Archive for Linux

Create a Self-Signed Wildcard SSL Certificate with OpenSSL

The following guide creates a Self-Signed SSL Certificate for internal use with a validity of 1 year.
Sources used to create this guide:

Mozilla Wiki – SecurityEngineering/x509Certs
Medium – Create your own Certificate Authority

I used Raspberry Pi OS (bullseye) to create the SSL certificates.

Step 1 : Create the CA Private Key
openssl genrsa -des3 -out CAPrivate.key 2048

Step 2: Generate the CA Root certificate
openssl req -x509 -new -nodes -key CAPrivate.key -sha256 -days 365 -out CAPrivate.pem

Step 3 : Create a Private Key
openssl genrsa -out MyPrivate.key 2048

Step 4 : Generate the CSR
openssl req -new -key MyPrivate.key -extensions v3_ca -out MyRequest.csr

Step 5: Create extensions file to specify subjectAltName
Create an extensions file named: openssl.ss.cnf

File Contents of openssl.ss.cnf (replace *.mydomain.tld with your domain):

basicConstraints=CA:FALSE
subjectAltName=DNS:*.mydomain.tld
extendedKeyUsage=serverAuth

Step 6: Generate the Certificate using the CSR
openssl x509 -req -in MyRequest.csr -CA CAPrivate.pem -CAkey CAPrivate.key -CAcreateserial -extfile openssl.ss.cnf -out MyCert.crt -days 365 -sha256

Step 7: Install the Certificate / Private Key on your Web Server / Application
Read the manual of the Web Server / Application to install SSL certificates.

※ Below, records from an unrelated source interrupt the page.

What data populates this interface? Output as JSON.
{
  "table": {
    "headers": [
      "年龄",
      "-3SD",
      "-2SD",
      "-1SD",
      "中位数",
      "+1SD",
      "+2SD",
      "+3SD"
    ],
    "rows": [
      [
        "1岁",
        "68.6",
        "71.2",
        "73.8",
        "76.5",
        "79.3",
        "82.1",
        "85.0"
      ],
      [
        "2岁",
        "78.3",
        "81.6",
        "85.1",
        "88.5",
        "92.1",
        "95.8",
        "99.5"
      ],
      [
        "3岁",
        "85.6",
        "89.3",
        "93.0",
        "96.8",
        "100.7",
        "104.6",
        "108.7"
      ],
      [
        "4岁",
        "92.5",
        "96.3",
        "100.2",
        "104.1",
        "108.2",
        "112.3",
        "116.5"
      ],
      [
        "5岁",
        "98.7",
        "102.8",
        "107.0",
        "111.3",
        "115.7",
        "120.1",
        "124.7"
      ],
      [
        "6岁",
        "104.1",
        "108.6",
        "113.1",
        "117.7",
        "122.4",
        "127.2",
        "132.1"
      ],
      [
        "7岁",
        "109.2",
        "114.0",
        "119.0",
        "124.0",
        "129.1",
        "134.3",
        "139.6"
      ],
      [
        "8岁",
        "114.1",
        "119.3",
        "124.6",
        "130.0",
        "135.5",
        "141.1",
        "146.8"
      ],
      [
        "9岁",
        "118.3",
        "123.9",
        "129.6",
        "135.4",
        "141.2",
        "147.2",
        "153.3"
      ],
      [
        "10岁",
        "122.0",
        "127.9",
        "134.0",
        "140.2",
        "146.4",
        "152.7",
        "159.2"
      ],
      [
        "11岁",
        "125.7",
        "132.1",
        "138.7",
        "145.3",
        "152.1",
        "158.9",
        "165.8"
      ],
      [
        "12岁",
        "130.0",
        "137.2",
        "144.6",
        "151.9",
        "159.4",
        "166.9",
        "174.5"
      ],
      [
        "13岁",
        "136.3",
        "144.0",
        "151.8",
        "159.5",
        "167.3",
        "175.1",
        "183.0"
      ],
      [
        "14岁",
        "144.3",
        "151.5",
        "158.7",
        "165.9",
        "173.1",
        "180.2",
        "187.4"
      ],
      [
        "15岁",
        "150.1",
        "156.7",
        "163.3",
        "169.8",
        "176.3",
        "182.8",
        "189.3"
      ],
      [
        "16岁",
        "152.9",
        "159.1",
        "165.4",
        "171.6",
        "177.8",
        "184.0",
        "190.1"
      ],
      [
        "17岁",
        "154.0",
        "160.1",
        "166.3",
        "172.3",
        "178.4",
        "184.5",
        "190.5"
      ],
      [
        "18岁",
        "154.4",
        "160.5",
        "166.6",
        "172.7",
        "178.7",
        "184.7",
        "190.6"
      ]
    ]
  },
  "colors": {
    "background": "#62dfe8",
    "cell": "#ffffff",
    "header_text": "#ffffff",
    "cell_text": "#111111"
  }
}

Step 8: Copy the CA Root certificate and import it in the proper Certificate Store of the OS/Application
[Windows] Copy CAPrivate.pem to computer, rename to CAPrivate.crt and import to Trusted Root Authorities Store.

Please read the following disclaimer before making changes to your device / software:

Disclaimer

* I'm not responsible for bricked devices, dead SD cards, thermonuclear war, or you getting fired because the alarm app failed.
* YOU are choosing to make these modifications, and if you point the finger at me for messing up your device, I will laugh at you.
* Your warranty will be void if you tamper with any part of your device / software.